My second computer was Applied Technology's S100 system using the DG680 and DG640 with the optional PCG board, I liked it a lot and ported TRS-80 software and the VDO text editor from BYTE magazine to it among other things.
If you are looking for the DGOS rom (I recall it stood for 'David Griffiths Operating System') or a DG640 you might try posting a want on the Microbee Users Forum https://www.microbee-mspp.org.au/forum/ The Microbee was the successor to that S100 machine, which I found out annoyingly they dropped like a hot rock just as soon as it was released.

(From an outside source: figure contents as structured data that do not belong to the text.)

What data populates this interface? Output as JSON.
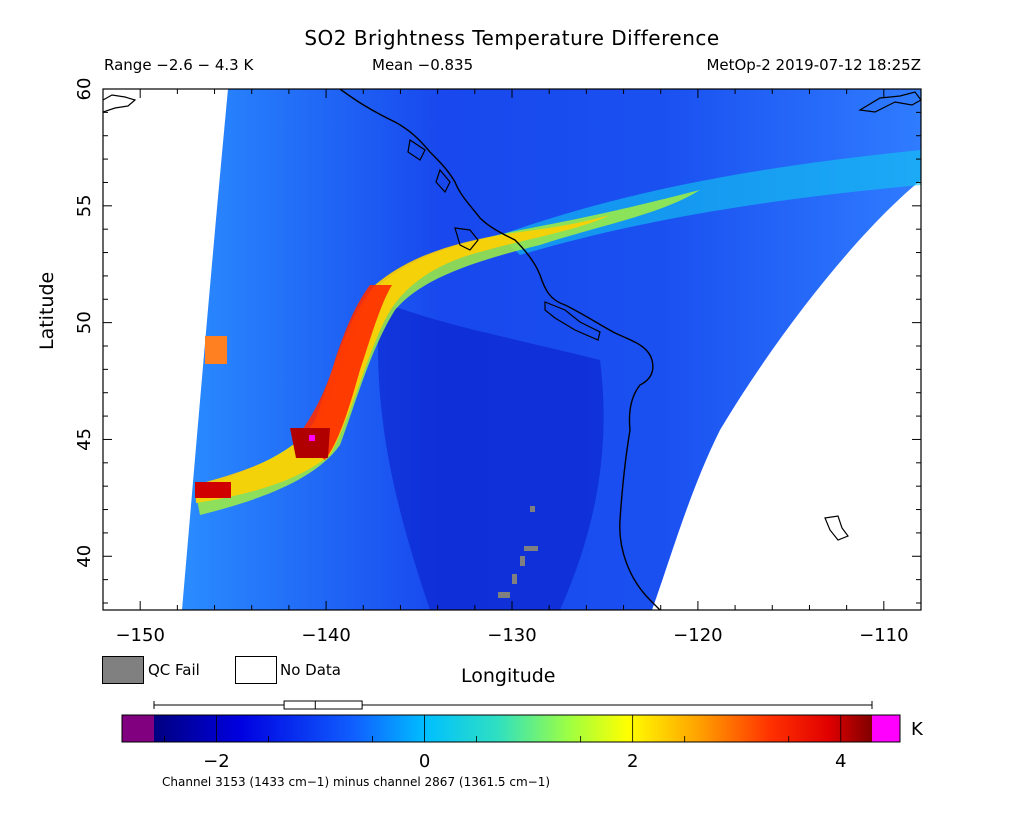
{
  "header": {
    "title": "SO2 Brightness Temperature Difference",
    "range": "Range −2.6 − 4.3 K",
    "mean": "Mean −0.835",
    "satellite_time": "MetOp-2 2019-07-12 18:25Z"
  },
  "axes": {
    "xlabel": "Longitude",
    "ylabel": "Latitude",
    "x_ticks": [
      "−150",
      "−140",
      "−130",
      "−120",
      "−110"
    ],
    "y_ticks": [
      "60",
      "55",
      "50",
      "45",
      "40"
    ],
    "xlim": [
      -152,
      -108
    ],
    "ylim": [
      37.7,
      60
    ]
  },
  "legend": {
    "qc_fail_label": "QC Fail",
    "qc_fail_color": "#808080",
    "no_data_label": "No Data",
    "no_data_color": "#ffffff"
  },
  "colorbar": {
    "tick_labels": [
      "−2",
      "0",
      "2",
      "4"
    ],
    "tick_values": [
      -2,
      0,
      2,
      4
    ],
    "unit": "K",
    "range": [
      -2.6,
      4.3
    ],
    "under_color": "#800080",
    "over_color": "#ff00ff",
    "box_stats": {
      "min": -2.6,
      "q1": -1.35,
      "median": -1.05,
      "q3": -0.6,
      "max": 4.3
    }
  },
  "footnote": "Channel 3153 (1433 cm−1) minus channel 2867 (1361.5 cm−1)"
}
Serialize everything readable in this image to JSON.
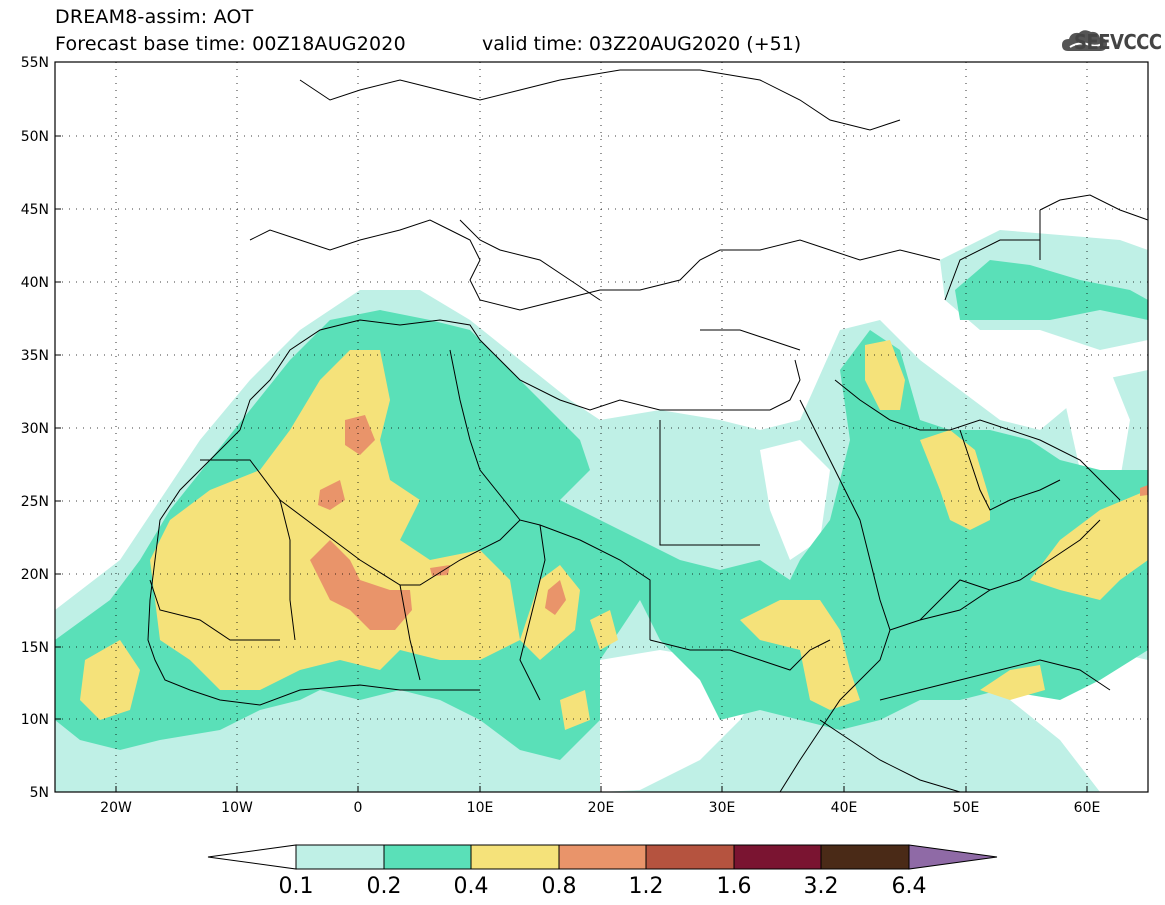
{
  "header": {
    "title": "DREAM8-assim: AOT",
    "forecast": "Forecast base time: 00Z18AUG2020",
    "valid": "valid time: 03Z20AUG2020 (+51)",
    "logo_text": "SEEVCCC"
  },
  "map": {
    "lat_labels": [
      "55N",
      "50N",
      "45N",
      "40N",
      "35N",
      "30N",
      "25N",
      "20N",
      "15N",
      "10N",
      "5N"
    ],
    "lon_labels": [
      "20W",
      "10W",
      "0",
      "10E",
      "20E",
      "30E",
      "40E",
      "50E",
      "60E"
    ]
  },
  "legend": {
    "labels": [
      "0.1",
      "0.2",
      "0.4",
      "0.8",
      "1.2",
      "1.6",
      "3.2",
      "6.4"
    ],
    "colors": [
      "#ffffff",
      "#bff0e6",
      "#5ae0b8",
      "#f5e27a",
      "#e9946a",
      "#b5533f",
      "#7a1431",
      "#4a2a17",
      "#8f6aa6"
    ]
  }
}
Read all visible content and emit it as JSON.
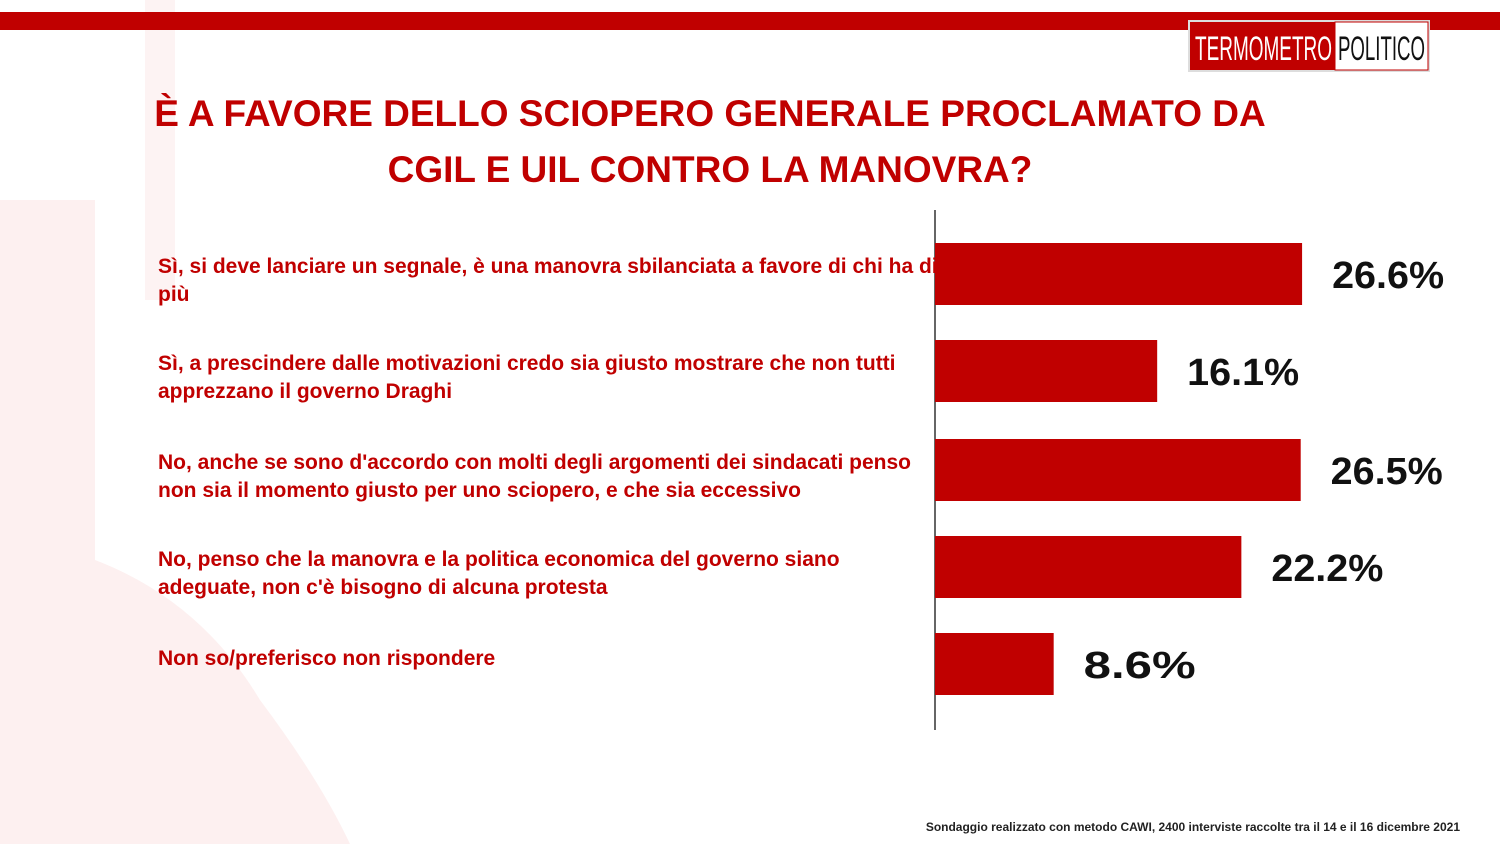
{
  "chart_data": {
    "type": "bar",
    "orientation": "horizontal",
    "title": "È A FAVORE DELLO SCIOPERO GENERALE PROCLAMATO DA CGIL E UIL CONTRO LA MANOVRA?",
    "logo": [
      "TERMOMETRO",
      "POLITICO"
    ],
    "categories": [
      "Sì, si deve lanciare un segnale, è una manovra sbilanciata a favore di chi ha di più",
      "Sì, a prescindere dalle motivazioni credo sia giusto mostrare che non tutti apprezzano il governo Draghi",
      "No, anche se sono d'accordo con molti degli argomenti dei sindacati penso non sia il momento giusto per uno sciopero, e che sia eccessivo",
      "No, penso che la manovra e la politica economica del governo siano adeguate, non c'è bisogno di alcuna protesta",
      "Non so/preferisco non rispondere"
    ],
    "values": [
      26.6,
      16.1,
      26.5,
      22.2,
      8.6
    ],
    "value_labels": [
      "26.6%",
      "16.1%",
      "26.5%",
      "22.2%",
      "8.6%"
    ],
    "color": "#c00000",
    "xlim": [
      0,
      40
    ],
    "footnote": "Sondaggio realizzato con metodo CAWI, 2400 interviste raccolte tra il 14 e il 16 dicembre 2021"
  }
}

The Microbee must have had a modified DGOS as I managed to backwards port some Microbee cassette tape software back to the DG680, the keyboard routines were different as the Microbee hardware I think used a light pen trigger to strobe, or something like that. The keyboard I had on my system was a blue GRI parallel ASCII unit absolutely identical to this one https://www.ebay.com/itm/New-Vintag...ssional-ASCII-Keyboard-Model-756/112812496243

You may find the DG680 will run with probably any 64x16 memory mapped video card starting up around D000H or thereabouts. A number of the games AT offered on cassette were ports of the Sol-20 ones, which I did not know until just a few years ago. I built a hand controller with left/right/fire buttons on it to play the 'shoot at overhead planes' game, can't recall its name. And a D/A converter/amp/speaker to play four-voice music from a 1970s BYTE article on waveform summation, a friend wrote the Z80 polyphonic code which I still have somewhere along with the D/A board.